'Fuck news' // #CuentoTallaS



Logística. Cuando a la hora del desayuno su marido preguntó a Adela qué tal había dormido, ella respondió que fatal, que había tenido pesadillas y que en algún momento de la noche el colchón la incomodó como una cama de faquir. El hombre le dijo que lo sentía, le sirvió un café con leche, le dio un beso y llevó a los niños al colegio británico –que alborotaron un rato en torno a la madre resistiéndose a la partida–, primera etapa antes de comerse el alquitrán de la autopista que unía la urbanización con la ciudad y el hospital donde trabajaba. Vivir en el campo obligaba a dos coches y a una logística resuelta con elaboradísimos cuadros que colgaban con imanes en la nevera. Adela miró ese folio atiborrado de información, mientras soplaba la taza del café con leche. ¿Por qué había inventado lo de la noche naufragada? Su sueño había sido perfecto, pero soltó lo contrario al ser interpelada.

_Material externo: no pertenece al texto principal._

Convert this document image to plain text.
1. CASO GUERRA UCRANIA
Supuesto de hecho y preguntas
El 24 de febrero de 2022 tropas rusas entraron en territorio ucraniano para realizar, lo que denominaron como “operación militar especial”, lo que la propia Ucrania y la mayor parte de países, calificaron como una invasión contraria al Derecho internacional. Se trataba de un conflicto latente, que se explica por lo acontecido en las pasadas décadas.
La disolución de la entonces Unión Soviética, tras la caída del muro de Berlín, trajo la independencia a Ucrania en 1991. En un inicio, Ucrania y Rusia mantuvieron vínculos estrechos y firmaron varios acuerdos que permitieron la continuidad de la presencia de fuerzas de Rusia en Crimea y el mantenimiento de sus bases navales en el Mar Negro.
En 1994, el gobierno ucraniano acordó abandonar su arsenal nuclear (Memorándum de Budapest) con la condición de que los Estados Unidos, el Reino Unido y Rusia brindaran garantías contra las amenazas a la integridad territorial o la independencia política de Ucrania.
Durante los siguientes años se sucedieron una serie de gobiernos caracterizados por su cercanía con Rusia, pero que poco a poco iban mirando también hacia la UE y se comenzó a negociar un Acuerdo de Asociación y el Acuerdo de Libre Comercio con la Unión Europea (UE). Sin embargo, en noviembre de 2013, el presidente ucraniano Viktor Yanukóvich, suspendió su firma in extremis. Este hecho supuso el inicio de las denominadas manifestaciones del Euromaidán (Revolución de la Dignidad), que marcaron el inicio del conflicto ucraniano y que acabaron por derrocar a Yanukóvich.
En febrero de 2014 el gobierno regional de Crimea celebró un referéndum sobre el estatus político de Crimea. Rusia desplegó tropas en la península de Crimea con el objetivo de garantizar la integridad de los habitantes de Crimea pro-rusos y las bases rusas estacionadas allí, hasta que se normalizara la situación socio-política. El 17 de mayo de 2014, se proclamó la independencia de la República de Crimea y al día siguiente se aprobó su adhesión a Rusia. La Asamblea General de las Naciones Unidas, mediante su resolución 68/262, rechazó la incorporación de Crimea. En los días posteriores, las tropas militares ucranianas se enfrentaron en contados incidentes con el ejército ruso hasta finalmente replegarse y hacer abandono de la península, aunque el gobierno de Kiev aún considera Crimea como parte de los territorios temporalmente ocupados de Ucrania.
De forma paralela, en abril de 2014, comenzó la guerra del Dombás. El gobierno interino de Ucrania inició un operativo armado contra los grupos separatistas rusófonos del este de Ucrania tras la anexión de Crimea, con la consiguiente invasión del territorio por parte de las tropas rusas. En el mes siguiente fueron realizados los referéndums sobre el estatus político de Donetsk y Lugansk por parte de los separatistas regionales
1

Rabia. En el coche –con el desayuno abrasando el esófago y las tertulias de la radio, los oídos– avanzó al ritmo irritante, desacompasado y calmoso de una conga en la fiesta de fin de año de una residencia de la tercera edad. Tardó más de lo habitual porque el choque entre dos vehículos había provocado el corte de un carril, lo que convertía –una vez más– la autopista en un bloque compacto de acero, caucho y furia. No tenía por qué  justificar su tardanza ante nadie del despacho de abogados del que era socia, pero al cruzar ante su secretaria con paso nervioso y antes de preguntar por las llamadas y de reajustar alguna cita de la agenda, le dijo: “Qué lata. Al pequeño vuelve a dolerle la tripa y he tenido que esperar a que llegara la canguro. ¡Ten un marido médico para esto!”. De nuevo se sorprendió por lo falso del mensaje, y por lo innecesario.

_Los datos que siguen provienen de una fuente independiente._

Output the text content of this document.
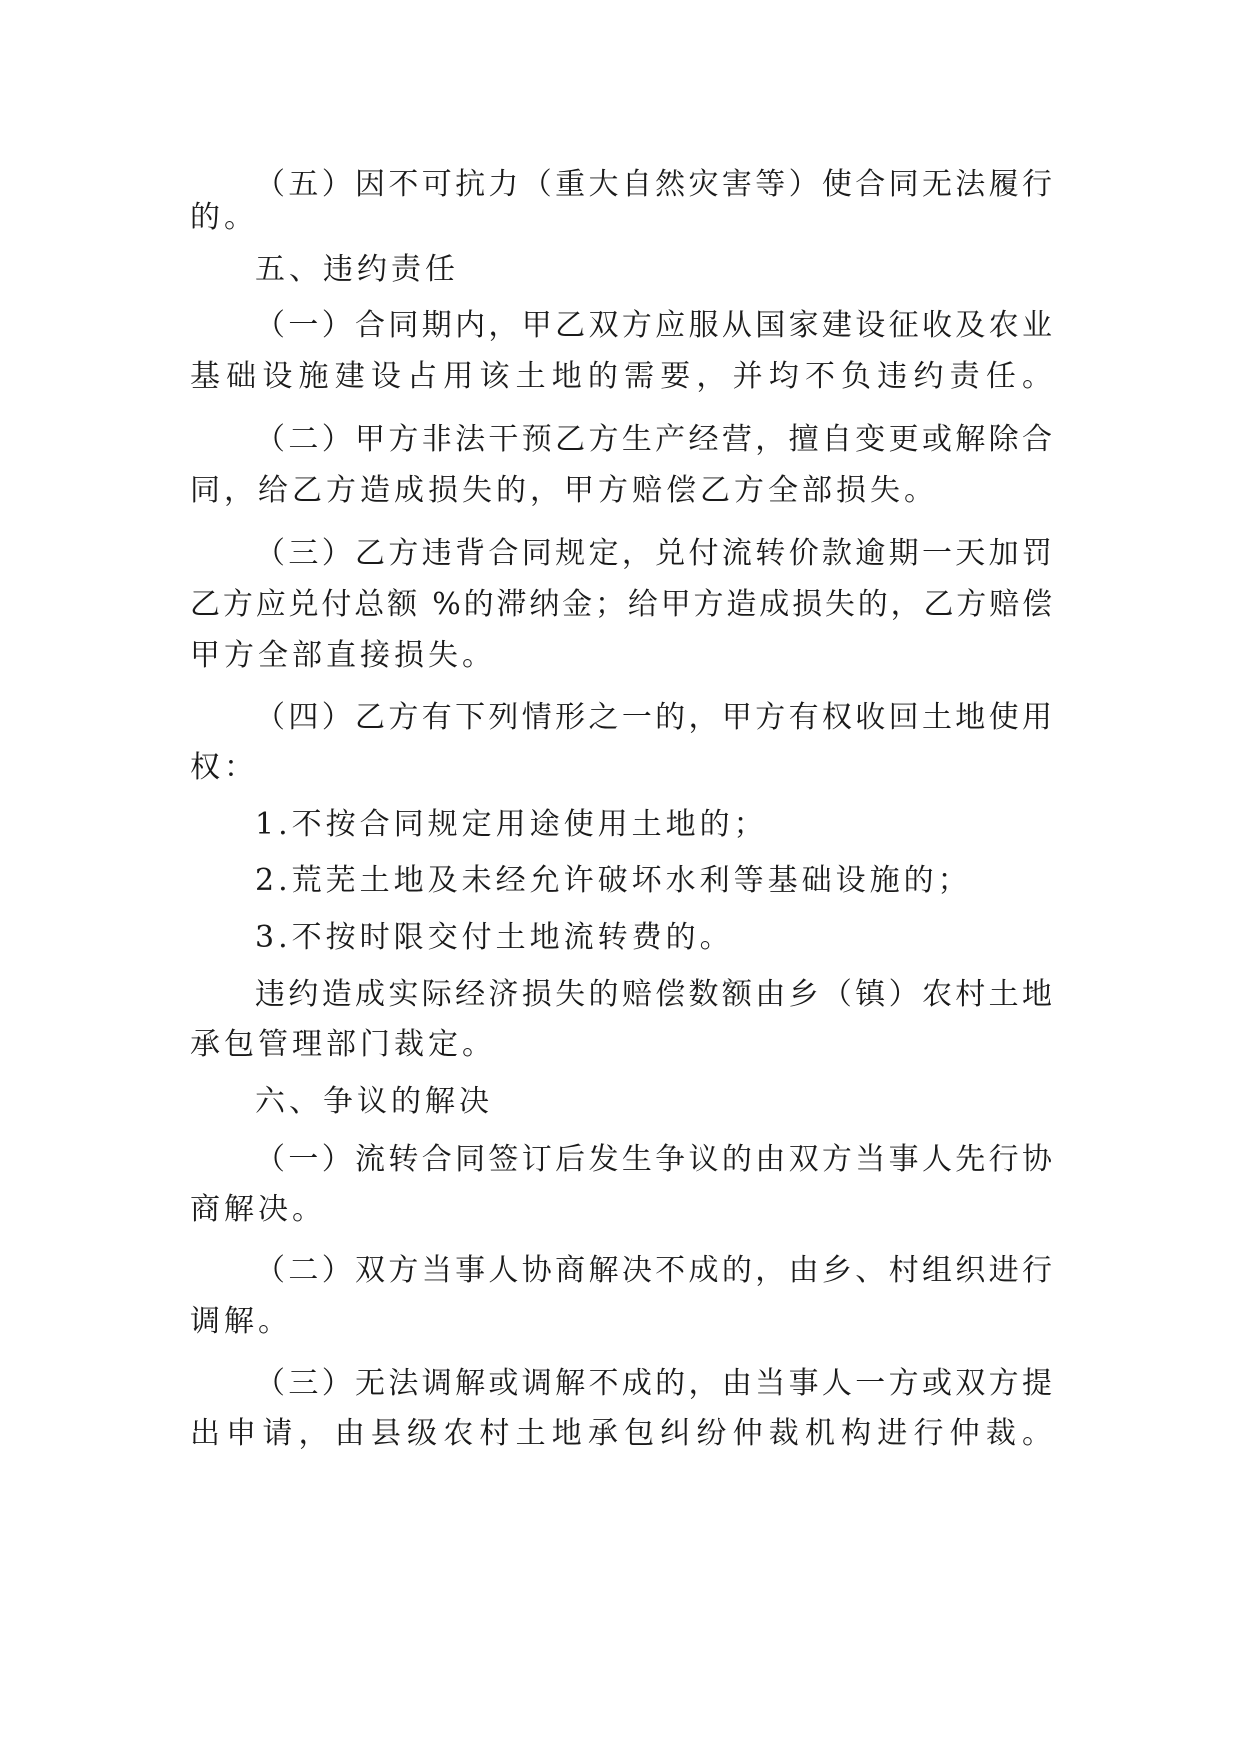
（五）因不可抗力（重大自然灾害等）使合同无法履行
的。
五、违约责任
（一）合同期内，甲乙双方应服从国家建设征收及农业
基础设施建设占用该土地的需要，并均不负违约责任。
（二）甲方非法干预乙方生产经营，擅自变更或解除合
同，给乙方造成损失的，甲方赔偿乙方全部损失。
（三）乙方违背合同规定，兑付流转价款逾期一天加罚
乙方应兑付总额 %的滞纳金；给甲方造成损失的，乙方赔偿
甲方全部直接损失。
（四）乙方有下列情形之一的，甲方有权收回土地使用
权：
1.不按合同规定用途使用土地的；
2.荒芜土地及未经允许破坏水利等基础设施的；
3.不按时限交付土地流转费的。
违约造成实际经济损失的赔偿数额由乡（镇）农村土地
承包管理部门裁定。
六、争议的解决
（一）流转合同签订后发生争议的由双方当事人先行协
商解决。
（二）双方当事人协商解决不成的，由乡、村组织进行
调解。
（三）无法调解或调解不成的，由当事人一方或双方提
出申请，由县级农村土地承包纠纷仲裁机构进行仲裁。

Protuberancia. La especialidad de Adela era el derecho empresarial y el trato con ejecutivos tripones, protuberancias que tenían más que ver con su estilo de vida que con la edad. Uno de estos gordos por contaminación profesional la había citado en un restaurante castellano en el que era obligatorio comer cochinillo. Sentados a la mesa y con las cartas en la mano, aquel director general, que necesitaba consejo para una adquisición, la tentó con un lechón crujiente y ella, que prefería una ensalada, hizo pucheros: “Se nos acaba de morir la mascota, un cerdito vietnamita. Comer cochinillo sería como devorar a alguien de la familia”. En ese instante deseó que el fallecimiento del guarro hubiera sido verdad porque dejaba el césped tachonado de cagadas: un campo de minas orgánicas.

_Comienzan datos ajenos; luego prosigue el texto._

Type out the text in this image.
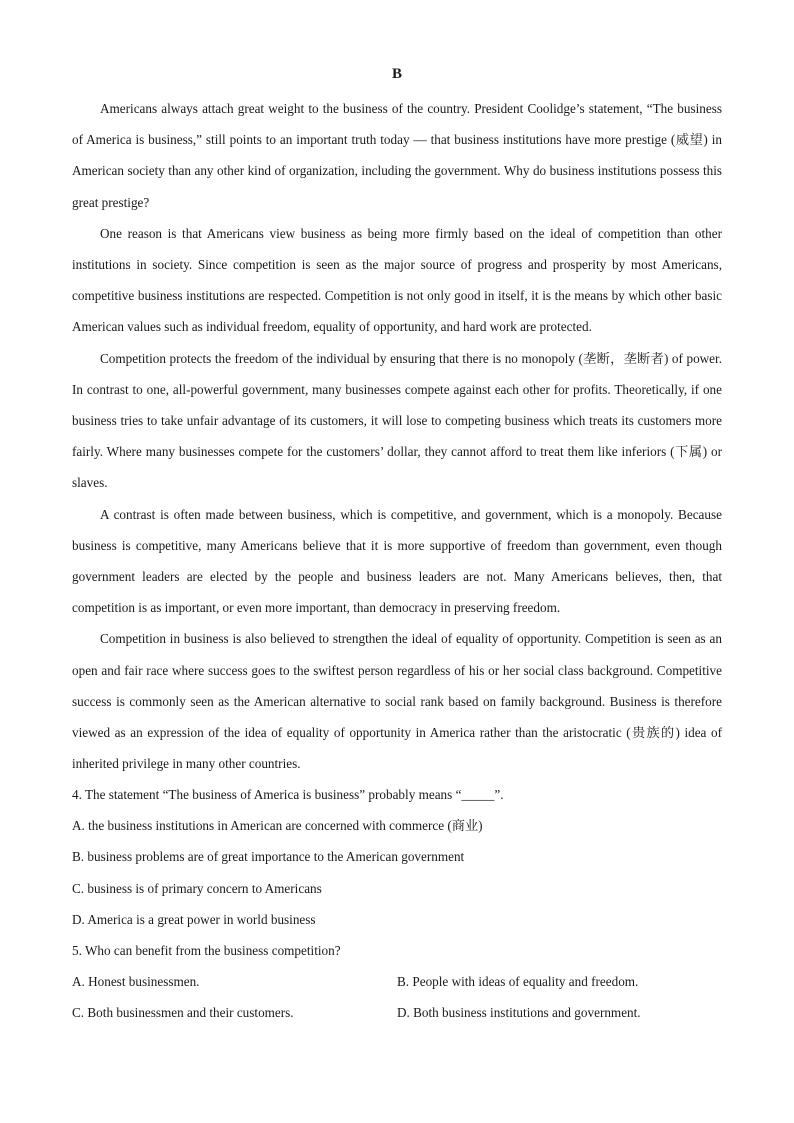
B

Americans always attach great weight to the business of the country. President Coolidge’s statement, “The business of America is business,” still points to an important truth today — that business institutions have more prestige (威望) in American society than any other kind of organization, including the government. Why do business institutions possess this great prestige?

One reason is that Americans view business as being more firmly based on the ideal of competition than other institutions in society. Since competition is seen as the major source of progress and prosperity by most Americans, competitive business institutions are respected. Competition is not only good in itself, it is the means by which other basic American values such as individual freedom, equality of opportunity, and hard work are protected.

Competition protects the freedom of the individual by ensuring that there is no monopoly (垄断，垄断者) of power. In contrast to one, all-powerful government, many businesses compete against each other for profits. Theoretically, if one business tries to take unfair advantage of its customers, it will lose to competing business which treats its customers more fairly. Where many businesses compete for the customers’ dollar, they cannot afford to treat them like inferiors (下属) or slaves.

A contrast is often made between business, which is competitive, and government, which is a monopoly. Because business is competitive, many Americans believe that it is more supportive of freedom than government, even though government leaders are elected by the people and business leaders are not. Many Americans believes, then, that competition is as important, or even more important, than democracy in preserving freedom.

Competition in business is also believed to strengthen the ideal of equality of opportunity. Competition is seen as an open and fair race where success goes to the swiftest person regardless of his or her social class background. Competitive success is commonly seen as the American alternative to social rank based on family background. Business is therefore viewed as an expression of the idea of equality of opportunity in America rather than the aristocratic (贵族的) idea of inherited privilege in many other countries.

4. The statement “The business of America is business” probably means “_____”.
A. the business institutions in American are concerned with commerce (商业)
B. business problems are of great importance to the American government
C. business is of primary concern to Americans
D. America is a great power in world business
5. Who can benefit from the business competition?
A. Honest businessmen.	B. People with ideas of equality and freedom.
C. Both businessmen and their customers.	D. Both business institutions and government.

Galopada. Durante un par de días mintió de manera compulsiva: fabuló con amigos, colegas y desconocidos y se arrepintió de la mayoría de embustes, sin comprender por qué los soltaba. Nunca había sido una lianta y le horrorizaba la expulsión continua de trolas por vía bucal. A la tercera noche de desembuchar invenciones, contó a su marido, que era un especialista en enfermedades infecciosas, aquella galopada que amenazaba con desbocarse. El diagnóstico fue al instante: “Hay una pandemia de mentiras. Las urgencias del hospital está colapsadas”. La sometió a un examen y concluyó de inmediato que había enfermado de falsedad, de una bacteria llamada fake news –y que los médicos, de forma privada y rabiosa, llamaban fuck news– y que era más dañina para los demás que para el paciente. El contagio era aéreo y aún no disponían de vacunas, pese a que gran parte de los humanos eran portadores. Entre los casos más graves, un montón de políticos y de periodistas, recluidos en el pabellón de infestados.


Pasajero. Adela quiso saber la duración de la enfermedad y de qué manera podía evolucionar. Su marido, también enfermo, mintió y le aseguró que tal como había llegado, desaparecería. Que no tenía que preocuparse por nada. Que era un mal pasajero. Que la quería. Que la cena había estado muy rica. Y que el mundo era, en estos momentos, un lugar más seguro.